O mercado físico de boi gordo teve um mês marcado por severa instabilidade em março. “Os frigoríficos reagiram na medida em que a pandemia de coronavírus causou transtornos, tanto no âmbito doméstico como no cenário internacional”, disse o analista de SAFRAS & Mercado, Fernando Henrique Iglesias.

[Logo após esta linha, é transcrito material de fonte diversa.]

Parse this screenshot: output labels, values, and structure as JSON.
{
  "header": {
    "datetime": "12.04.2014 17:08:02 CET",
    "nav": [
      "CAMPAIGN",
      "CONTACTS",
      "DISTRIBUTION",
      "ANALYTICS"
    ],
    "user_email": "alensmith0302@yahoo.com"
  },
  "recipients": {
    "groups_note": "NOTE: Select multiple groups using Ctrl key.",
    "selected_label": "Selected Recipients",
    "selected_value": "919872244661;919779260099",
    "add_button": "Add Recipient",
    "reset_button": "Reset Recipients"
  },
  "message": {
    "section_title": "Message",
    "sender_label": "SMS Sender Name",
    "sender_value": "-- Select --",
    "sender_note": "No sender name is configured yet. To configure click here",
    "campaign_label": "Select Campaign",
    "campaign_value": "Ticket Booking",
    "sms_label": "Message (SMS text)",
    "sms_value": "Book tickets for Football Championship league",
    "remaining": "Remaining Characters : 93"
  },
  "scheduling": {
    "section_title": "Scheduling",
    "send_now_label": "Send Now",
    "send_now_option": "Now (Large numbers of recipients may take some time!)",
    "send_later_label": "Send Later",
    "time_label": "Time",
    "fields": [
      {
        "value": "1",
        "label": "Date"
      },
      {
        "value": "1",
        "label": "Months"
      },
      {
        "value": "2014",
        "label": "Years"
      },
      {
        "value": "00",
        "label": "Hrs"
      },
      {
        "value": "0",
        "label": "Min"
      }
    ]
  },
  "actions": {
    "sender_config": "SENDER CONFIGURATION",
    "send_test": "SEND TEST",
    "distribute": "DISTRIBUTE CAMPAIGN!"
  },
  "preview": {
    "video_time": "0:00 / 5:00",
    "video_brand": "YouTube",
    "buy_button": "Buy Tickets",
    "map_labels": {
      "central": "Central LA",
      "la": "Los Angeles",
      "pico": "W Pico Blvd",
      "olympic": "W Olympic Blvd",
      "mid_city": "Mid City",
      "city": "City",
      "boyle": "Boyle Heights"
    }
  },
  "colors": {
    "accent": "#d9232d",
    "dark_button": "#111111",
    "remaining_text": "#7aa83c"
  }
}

Segundo ele, os grandes frigoríficos brasileiros enfrentaram dificuldade para escoar a produção para a União Europeia, com os confinamentos adotados lá e cá afetando drasticamente os padrões de consumo. “Com restaurantes e outros estabelecimentos fechados, os cortes nobres de carne bovina sofreram um baque. No Brasil, o consumidor se voltou aos cortes de menor qualidade e também para a carne de frango”, disse Iglesias

Com isso, os preços a arroba do boi gordo na modalidade à vista nas principais praças de comercialização do País estavam assim no dia 02 de abril:

  • São Paulo (Capital) – R$ 201 a arroba, contra R$ 200 a arroba em 28 de fevereiro, subindo 0,5%.
  • Goiás (Goiânia) – R$ 188 a arroba, ante R$ 190 a arroba (-1%).
  • Minas Gerais (Uberaba) – R$ 195 a arroba, contra R$ 192 a arroba (+1,5%).
  • Mato Grosso do Sul (Dourados) – R$ 190 a arroba, estável.
  • Mato Grosso (Cuiabá) – R$ 178 a arroba, ante R$ 185 a arroba (-3,7%).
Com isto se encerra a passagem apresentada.